Avec l’éclatement de la guerre de Succession d’Autriche, dans les bureaux de Versailles, alors même que l’on entretient la paix avec le gouvernement modéré de Robert Walpole, on sait la guerre inéluctable avec l’Angleterre, et l’on engage des manœuvres souterraines. Des contacts sont réétablis avec le fils Stuart, qui vit alors des jours paisibles à Rome (grâce à une confortable pension fournie par la Papauté). D’abord simple hypothèse, l’intrigue devient sérieuse au début des années 1740. Des deux côtés de la Manche en effet, la situation a changé : côté britannique, une coalition de « patriotes » Whigs et des Tories ont fait tombé le gouvernement Walpole (avant que les premiers n’excluent les seconds du nouveau gouvernement…) ; alors que côté français, la mort du cardinal de Fleury et l’engagement (intense) dans la guerre continentale ont rebattu les cartes.

Fin 1743, Louis XV et son oncle Philippe V d’Espagne signe le second « Pacte de Famille » (traité de Fontainebleau). Traité via lequel les deux pays s’accordent sur un ensemble de mesures dirigées contre l’Angleterre de Georges II, incluant notamment une tentative de restauration des Stuarts. Et c’est reparti pour le énième plan de débarquement en Angleterre de l’histoire de France (que je vous raconte dans cet autre article). Dans tous les ports français de la Manche, on bâtit à la hâte des dizaines de navires de transport, qui convergent ensuite vers Dunkerque (choisit pour sa proximité avec l’île britannique), où sont rassemblés plus de 12 000 soldats. Tandis que le père James reste à Rome, Charles Stuart fait route secrètement vers le nord de la France, et l’invasion est prévue pour février 1744.
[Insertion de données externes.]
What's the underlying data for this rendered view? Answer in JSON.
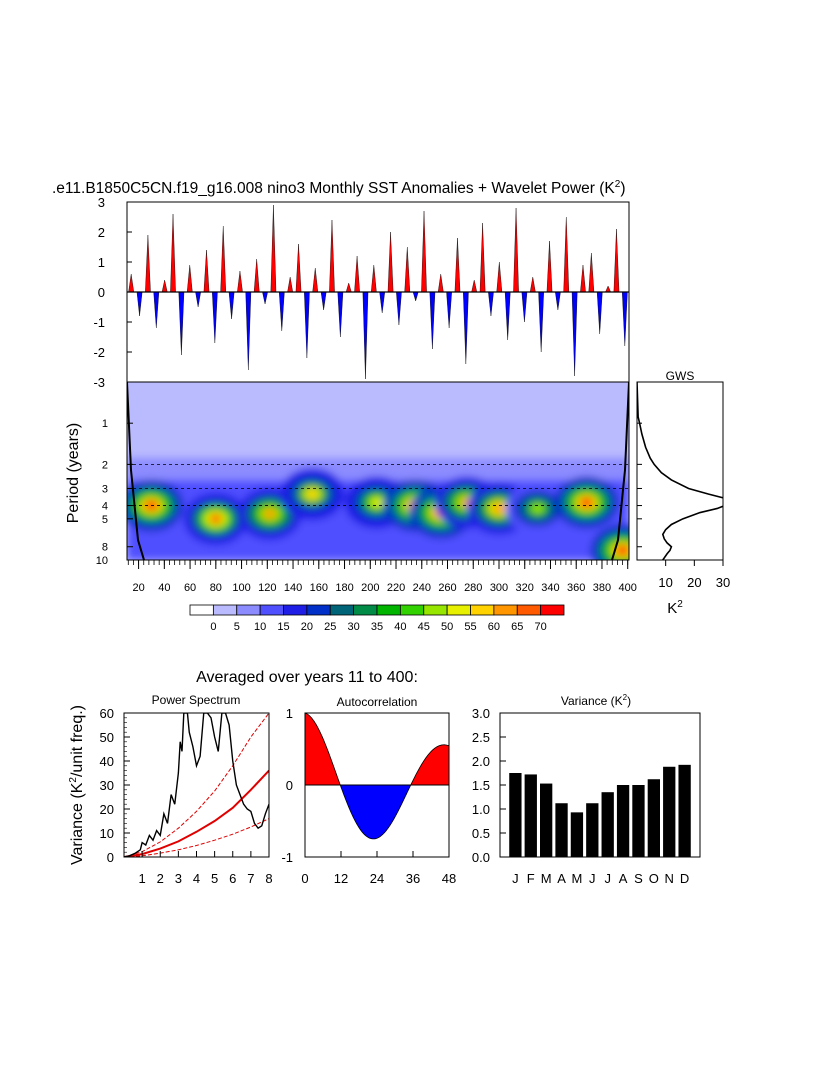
{
  "title": {
    "main": ".e11.B1850C5CN.f19_g16.008 nino3 Monthly SST Anomalies + Wavelet Power (K",
    "sup": "2",
    "close": ")"
  },
  "subtitle": "Averaged over years 11 to 400:",
  "colors": {
    "positive": "#ff0000",
    "negative": "#0000ff",
    "wavelet_palette": [
      "#ffffff",
      "#babaff",
      "#8c8cff",
      "#5050ff",
      "#1e1ee6",
      "#0030c8",
      "#006478",
      "#008c46",
      "#00b400",
      "#32d200",
      "#96e600",
      "#e6f000",
      "#ffd200",
      "#ff9600",
      "#ff5a00",
      "#ff0000"
    ]
  },
  "chart_data": [
    {
      "id": "timeseries",
      "type": "bar",
      "description_source": "monthly SST anomaly time series",
      "x_range": [
        11,
        400
      ],
      "ylim": [
        -3,
        3
      ],
      "yticks": [
        "3",
        "2",
        "1",
        "0",
        "-1",
        "-2",
        "-3"
      ],
      "ytick_values": [
        3,
        2,
        1,
        0,
        -1,
        -2,
        -3
      ],
      "sampled_values": [
        0.6,
        -0.8,
        1.9,
        -1.2,
        0.4,
        2.6,
        -2.1,
        0.9,
        -0.5,
        1.4,
        -1.7,
        2.2,
        -0.9,
        0.7,
        -2.6,
        1.1,
        -0.4,
        2.9,
        -1.3,
        0.5,
        1.6,
        -2.2,
        0.8,
        -0.6,
        2.4,
        -1.5,
        0.3,
        1.2,
        -2.9,
        0.9,
        -0.7,
        2.0,
        -1.1,
        1.5,
        -0.3,
        2.7,
        -1.9,
        0.6,
        -1.2,
        1.8,
        -2.4,
        0.4,
        2.3,
        -0.8,
        1.0,
        -1.6,
        2.8,
        -1.0,
        0.5,
        -2.0,
        1.7,
        -0.6,
        2.5,
        -2.8,
        0.9,
        1.3,
        -1.4,
        0.2,
        2.1,
        -1.8
      ]
    },
    {
      "id": "wavelet_power",
      "type": "heatmap",
      "ylabel": "Period (years)",
      "xticks": [
        "20",
        "40",
        "60",
        "80",
        "100",
        "120",
        "140",
        "160",
        "180",
        "200",
        "220",
        "240",
        "260",
        "280",
        "300",
        "320",
        "340",
        "360",
        "380",
        "400"
      ],
      "xtick_values": [
        20,
        40,
        60,
        80,
        100,
        120,
        140,
        160,
        180,
        200,
        220,
        240,
        260,
        280,
        300,
        320,
        340,
        360,
        380,
        400
      ],
      "yticks": [
        "1",
        "2",
        "3",
        "4",
        "5",
        "8",
        "10"
      ],
      "ytick_values": [
        1,
        2,
        3,
        4,
        5,
        8,
        10
      ],
      "dashed_periods": [
        2,
        3,
        4
      ],
      "x_range": [
        11,
        401
      ],
      "y_range_years": [
        0.5,
        10
      ],
      "colorbar_labels": [
        "0",
        "5",
        "10",
        "15",
        "20",
        "25",
        "30",
        "35",
        "40",
        "45",
        "50",
        "55",
        "60",
        "65",
        "70"
      ],
      "colorbar_levels": [
        0,
        5,
        10,
        15,
        20,
        25,
        30,
        35,
        40,
        45,
        50,
        55,
        60,
        65,
        70
      ],
      "hotspots": [
        {
          "x": 30,
          "period": 4.0,
          "power": 70
        },
        {
          "x": 80,
          "period": 5.0,
          "power": 65
        },
        {
          "x": 122,
          "period": 4.6,
          "power": 60
        },
        {
          "x": 155,
          "period": 3.3,
          "power": 55
        },
        {
          "x": 205,
          "period": 3.8,
          "power": 50
        },
        {
          "x": 235,
          "period": 4.0,
          "power": 72
        },
        {
          "x": 255,
          "period": 4.5,
          "power": 70
        },
        {
          "x": 275,
          "period": 3.8,
          "power": 60
        },
        {
          "x": 300,
          "period": 4.2,
          "power": 62
        },
        {
          "x": 330,
          "period": 4.2,
          "power": 45
        },
        {
          "x": 368,
          "period": 3.8,
          "power": 70
        },
        {
          "x": 396,
          "period": 8.5,
          "power": 70
        }
      ]
    },
    {
      "id": "gws",
      "type": "line",
      "title": "GWS",
      "xlabel": "K",
      "xlabel_sup": "2",
      "xticks": [
        "10",
        "20",
        "30"
      ],
      "xtick_values": [
        10,
        20,
        30
      ],
      "x_range": [
        0,
        30
      ],
      "period": [
        0.5,
        0.9,
        1.0,
        1.2,
        1.5,
        1.8,
        2.0,
        2.3,
        2.6,
        3.0,
        3.3,
        3.6,
        3.9,
        4.2,
        4.5,
        5.0,
        5.5,
        6.0,
        6.5,
        7.0,
        7.5,
        8.0,
        8.5,
        9.0,
        10.0
      ],
      "power": [
        0.0,
        0.4,
        0.9,
        1.7,
        3.0,
        4.6,
        6.0,
        8.5,
        12.0,
        18.0,
        25.0,
        32.0,
        32.0,
        28.0,
        22.0,
        16.0,
        12.0,
        10.0,
        9.0,
        9.5,
        10.5,
        12.0,
        11.5,
        10.5,
        9.0
      ]
    },
    {
      "id": "power_spectrum",
      "type": "line",
      "title": "Power Spectrum",
      "ylabel": "Variance (K",
      "ylabel_sup": "2",
      "ylabel_end": "/unit freq.)",
      "xticks": [
        "1",
        "2",
        "3",
        "4",
        "5",
        "6",
        "7",
        "8"
      ],
      "xtick_values": [
        1,
        2,
        3,
        4,
        5,
        6,
        7,
        8
      ],
      "yticks": [
        "60",
        "50",
        "40",
        "30",
        "20",
        "10",
        "0"
      ],
      "ytick_values": [
        60,
        50,
        40,
        30,
        20,
        10,
        0
      ],
      "xlim": [
        0,
        8
      ],
      "ylim": [
        0,
        60
      ],
      "x": [
        0.0,
        0.3,
        0.6,
        0.9,
        1.0,
        1.2,
        1.4,
        1.6,
        1.8,
        2.0,
        2.2,
        2.4,
        2.6,
        2.8,
        3.0,
        3.1,
        3.2,
        3.3,
        3.5,
        3.6,
        3.8,
        4.0,
        4.2,
        4.4,
        4.6,
        4.8,
        5.0,
        5.2,
        5.4,
        5.6,
        5.8,
        6.0,
        6.2,
        6.4,
        6.6,
        6.8,
        7.0,
        7.2,
        7.4,
        7.6,
        7.8,
        8.0
      ],
      "y": [
        0.0,
        0.5,
        1.5,
        3.0,
        6.0,
        5.0,
        9.0,
        7.0,
        11.0,
        9.0,
        18.0,
        14.0,
        26.0,
        22.0,
        35.0,
        48.0,
        44.0,
        60.0,
        60.0,
        52.0,
        46.0,
        38.0,
        42.0,
        60.0,
        60.0,
        58.0,
        50.0,
        44.0,
        60.0,
        60.0,
        55.0,
        40.0,
        30.0,
        26.0,
        22.0,
        20.0,
        19.0,
        14.0,
        12.0,
        13.0,
        18.0,
        22.0
      ],
      "red_noise": {
        "x": [
          0,
          1,
          2,
          3,
          4,
          5,
          6,
          7,
          8
        ],
        "y": [
          0,
          1.2,
          3.5,
          6.5,
          10.5,
          15,
          20.5,
          28,
          36
        ]
      },
      "red_noise_upper": {
        "x": [
          0,
          1,
          2,
          3,
          4,
          5,
          6,
          7,
          8
        ],
        "y": [
          0,
          2.2,
          6.3,
          12,
          19,
          27.5,
          38,
          50,
          60
        ]
      },
      "red_noise_lower": {
        "x": [
          0,
          1,
          2,
          3,
          4,
          5,
          6,
          7,
          8
        ],
        "y": [
          0,
          0.5,
          1.6,
          3.0,
          4.8,
          7.0,
          9.5,
          12.5,
          16
        ]
      }
    },
    {
      "id": "autocorrelation",
      "type": "area",
      "title": "Autocorrelation",
      "xticks": [
        "0",
        "12",
        "24",
        "36",
        "48"
      ],
      "xtick_values": [
        0,
        12,
        24,
        36,
        48
      ],
      "yticks": [
        "1",
        "0",
        "-1"
      ],
      "ytick_values": [
        1,
        0,
        -1
      ],
      "xlim": [
        0,
        48
      ],
      "ylim": [
        -1,
        1
      ]
    },
    {
      "id": "variance",
      "type": "bar",
      "title": "Variance (K",
      "title_sup": "2",
      "title_end": ")",
      "categories": [
        "J",
        "F",
        "M",
        "A",
        "M",
        "J",
        "J",
        "A",
        "S",
        "O",
        "N",
        "D"
      ],
      "values": [
        1.75,
        1.72,
        1.53,
        1.12,
        0.93,
        1.12,
        1.35,
        1.5,
        1.5,
        1.62,
        1.88,
        1.92
      ],
      "yticks": [
        "3.0",
        "2.5",
        "2.0",
        "1.5",
        "1.0",
        "0.5",
        "0.0"
      ],
      "ytick_values": [
        3.0,
        2.5,
        2.0,
        1.5,
        1.0,
        0.5,
        0.0
      ],
      "ylim": [
        0,
        3
      ]
    }
  ]
}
Las ! Espionnage, diversions manquées, tempêtes d’hiver, incompétences de commandement,… : début 1744, la flottille de transport n’est plus que l’ombre d’elle-même, et l’invasion est officiellement annulée par Louis – en même temps que ce dernier profite aussi de l’occasion pour déclarer encore plus officiellement la guerre à la Grande-Bretagne. Redescendu entretemps sur Paris, Charles négocie un débarquement alternatif en Écosse, lieu du plus solide soutien à la cause jacobite sur l’île. La France traîne des pieds, tandis que du côté des jacobites anglais (en liaison étroite avec Charles), on refuse de s’engager dans un soulèvement ouvert sans un substantiel soutien militaire des voisins français…

Débarquement en Écosse et petite virée en Angleterre

En avril 1745, la victoire de Fontenoy rechange néanmoins (à nouveau) la donne. Encouragés par leur grand succès contre les armées anglo-hollandaises, les autorités françaises acceptent finalement de fournir à Charles et ses conseillers deux navires de transport pour rejoindre l’Écosse, accompagnés d’une cargaison d’armes et même d’un corps de volontaires français (tous issus de la « Brigade irlandaise » : un régiment d’exilés jacobites intégrés à l’Armée française depuis Louis XIV). Début juillet, Charles et sa petite troupe lèvent l’ancre depuis Saint-Nazaire et font voile vers les Hébrides Extérieures, où les attendent les supporters jacobites écossais, avec lesquels ils envisagent une invasion de l’Angleterre par le nord.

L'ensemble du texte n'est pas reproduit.